6:54 minutes
In the agricultural areas of Mexico, Indigenous people use the mylar magnetic tape unspooled from VHS cassettes as an alternative to the scarecrow—the reflective tape flutters in the wind and does an excellent job scaring birds away from crops. This kind of creative reuse of materials (overproduced and devalued) that flow through the global trade of consumer goods, is especially rich in Mexico and other parts of Latin America. In 2020, during a period of isolation due to Covid-19, Edgardo Aragón unspooled a VHS tape and installed it in his father’s crop of corn for six months. In selecting which video to unspool, Aragón chose “Soul of Mexico”—one of many films produced by the Mexican government as propaganda, to concretize a Eurocentric mythology of Mexico that willfully ignores the presence of Indigenous people, their cultures, and their roles in history. In a contemporary twist on structural filmmaking, Aragón’s Soul of Mexico both ruins a propaganda film, and through a performative act of patience and material transformation captures the (real) soul of Mexico: its corn, its land, its dirt, its wind. After six months in the field, Aragón respooled and digitized the results, presented as a two-channel film, both to de-emphasize the recognizable content (and its harmful narrative) and as an act of time-compression. The video is projected onto a luminous white glass, the surface blurring with the characteristic horizontal lines that cut through the VHS image. This erosion is a symbolic and aesthetic act of destruction of the visual history of white supremacy, domination, and privilege.

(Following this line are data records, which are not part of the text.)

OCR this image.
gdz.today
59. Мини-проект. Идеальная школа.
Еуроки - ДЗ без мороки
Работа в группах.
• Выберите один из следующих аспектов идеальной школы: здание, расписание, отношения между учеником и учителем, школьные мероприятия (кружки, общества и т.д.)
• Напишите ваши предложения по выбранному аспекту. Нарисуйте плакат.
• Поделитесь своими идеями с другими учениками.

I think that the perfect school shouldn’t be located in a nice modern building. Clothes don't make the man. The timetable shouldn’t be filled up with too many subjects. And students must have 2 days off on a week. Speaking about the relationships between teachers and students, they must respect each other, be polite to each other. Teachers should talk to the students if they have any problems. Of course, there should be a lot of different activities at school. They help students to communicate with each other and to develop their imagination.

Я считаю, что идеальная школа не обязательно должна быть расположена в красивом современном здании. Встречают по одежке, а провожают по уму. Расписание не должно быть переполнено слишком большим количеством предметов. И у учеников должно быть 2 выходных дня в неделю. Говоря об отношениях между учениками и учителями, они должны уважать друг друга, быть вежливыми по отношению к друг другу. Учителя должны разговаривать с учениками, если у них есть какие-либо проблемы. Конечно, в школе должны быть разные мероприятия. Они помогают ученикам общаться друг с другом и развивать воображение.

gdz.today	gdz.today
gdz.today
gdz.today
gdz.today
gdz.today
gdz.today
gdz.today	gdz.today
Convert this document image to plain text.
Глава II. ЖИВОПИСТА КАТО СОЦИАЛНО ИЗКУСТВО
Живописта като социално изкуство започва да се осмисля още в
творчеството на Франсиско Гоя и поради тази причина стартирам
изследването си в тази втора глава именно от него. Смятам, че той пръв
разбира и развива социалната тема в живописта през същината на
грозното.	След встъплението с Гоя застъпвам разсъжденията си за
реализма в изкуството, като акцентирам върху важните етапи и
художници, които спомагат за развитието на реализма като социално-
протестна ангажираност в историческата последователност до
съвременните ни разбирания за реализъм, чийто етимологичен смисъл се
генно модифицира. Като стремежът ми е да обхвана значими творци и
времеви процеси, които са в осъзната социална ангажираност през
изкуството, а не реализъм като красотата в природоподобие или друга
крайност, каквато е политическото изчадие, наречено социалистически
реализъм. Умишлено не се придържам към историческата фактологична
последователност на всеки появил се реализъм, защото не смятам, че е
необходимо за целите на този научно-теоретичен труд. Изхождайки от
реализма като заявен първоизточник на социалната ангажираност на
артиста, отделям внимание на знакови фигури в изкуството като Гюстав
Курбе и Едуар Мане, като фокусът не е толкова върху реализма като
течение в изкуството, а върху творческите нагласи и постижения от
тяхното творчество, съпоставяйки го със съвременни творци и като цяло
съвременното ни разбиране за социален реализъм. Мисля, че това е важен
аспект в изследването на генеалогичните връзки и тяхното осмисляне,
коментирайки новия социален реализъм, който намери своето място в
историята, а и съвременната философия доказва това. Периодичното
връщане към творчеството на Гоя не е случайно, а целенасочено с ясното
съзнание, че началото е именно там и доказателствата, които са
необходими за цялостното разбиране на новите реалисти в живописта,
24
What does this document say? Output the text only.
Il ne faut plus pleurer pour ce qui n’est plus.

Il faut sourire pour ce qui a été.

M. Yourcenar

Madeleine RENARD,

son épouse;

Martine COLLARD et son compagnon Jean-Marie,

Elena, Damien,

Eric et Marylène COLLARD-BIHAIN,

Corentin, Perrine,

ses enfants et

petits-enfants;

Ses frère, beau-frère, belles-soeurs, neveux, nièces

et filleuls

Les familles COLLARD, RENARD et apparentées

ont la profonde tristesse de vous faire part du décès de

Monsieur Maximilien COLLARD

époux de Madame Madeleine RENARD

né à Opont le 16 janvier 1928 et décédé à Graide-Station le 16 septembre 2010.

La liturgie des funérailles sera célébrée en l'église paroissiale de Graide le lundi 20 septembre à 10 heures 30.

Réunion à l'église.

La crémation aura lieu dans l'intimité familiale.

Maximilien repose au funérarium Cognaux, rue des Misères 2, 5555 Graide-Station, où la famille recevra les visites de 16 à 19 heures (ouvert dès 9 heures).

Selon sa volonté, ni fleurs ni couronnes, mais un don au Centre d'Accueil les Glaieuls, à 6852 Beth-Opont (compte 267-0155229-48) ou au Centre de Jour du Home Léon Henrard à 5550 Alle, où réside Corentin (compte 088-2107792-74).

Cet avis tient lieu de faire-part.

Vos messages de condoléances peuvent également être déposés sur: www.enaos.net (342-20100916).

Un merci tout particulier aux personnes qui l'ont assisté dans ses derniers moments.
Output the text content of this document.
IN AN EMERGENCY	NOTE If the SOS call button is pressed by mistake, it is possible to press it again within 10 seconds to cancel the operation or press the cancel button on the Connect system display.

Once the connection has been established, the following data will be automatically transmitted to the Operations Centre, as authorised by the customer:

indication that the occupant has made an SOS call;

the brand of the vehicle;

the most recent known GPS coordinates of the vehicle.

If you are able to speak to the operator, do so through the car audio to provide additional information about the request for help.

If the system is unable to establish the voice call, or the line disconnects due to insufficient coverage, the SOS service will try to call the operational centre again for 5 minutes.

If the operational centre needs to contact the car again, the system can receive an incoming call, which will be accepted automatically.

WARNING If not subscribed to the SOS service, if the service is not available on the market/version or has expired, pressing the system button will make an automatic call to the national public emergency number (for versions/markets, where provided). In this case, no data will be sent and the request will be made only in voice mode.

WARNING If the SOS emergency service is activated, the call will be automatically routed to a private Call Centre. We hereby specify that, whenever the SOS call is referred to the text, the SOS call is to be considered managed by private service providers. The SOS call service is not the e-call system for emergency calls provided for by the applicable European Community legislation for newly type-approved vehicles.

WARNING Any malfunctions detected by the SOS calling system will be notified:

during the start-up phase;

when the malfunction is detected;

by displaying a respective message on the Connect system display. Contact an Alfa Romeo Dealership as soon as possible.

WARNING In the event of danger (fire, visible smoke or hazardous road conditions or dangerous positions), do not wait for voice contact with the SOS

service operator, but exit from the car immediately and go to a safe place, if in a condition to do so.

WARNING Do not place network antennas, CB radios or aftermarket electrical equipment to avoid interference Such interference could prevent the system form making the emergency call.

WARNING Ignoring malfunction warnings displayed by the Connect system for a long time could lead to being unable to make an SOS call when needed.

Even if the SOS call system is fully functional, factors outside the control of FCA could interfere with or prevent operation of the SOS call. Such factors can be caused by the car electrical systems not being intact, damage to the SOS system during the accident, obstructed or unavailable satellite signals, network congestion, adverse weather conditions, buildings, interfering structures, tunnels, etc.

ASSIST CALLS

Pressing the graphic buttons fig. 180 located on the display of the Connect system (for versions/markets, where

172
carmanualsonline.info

Edgardo Aragón’s works employ reenactment to reflect the everyday reality of rural Mexico. Using narratives inspired by the particularities of their respective local contexts, Aragón evokes events—some with very violent undertones—and shapes them into scenes molded by landscapes. His work also addresses points of familial and social inheritance that are conditioned by the local environment, creating a personal body of work recounted through poetic narratives. Each piece is a story slowly told—a description of a memory or a reconstruction of a personal experience—that shows some of the darker sides of Mexico’s social and economic realities.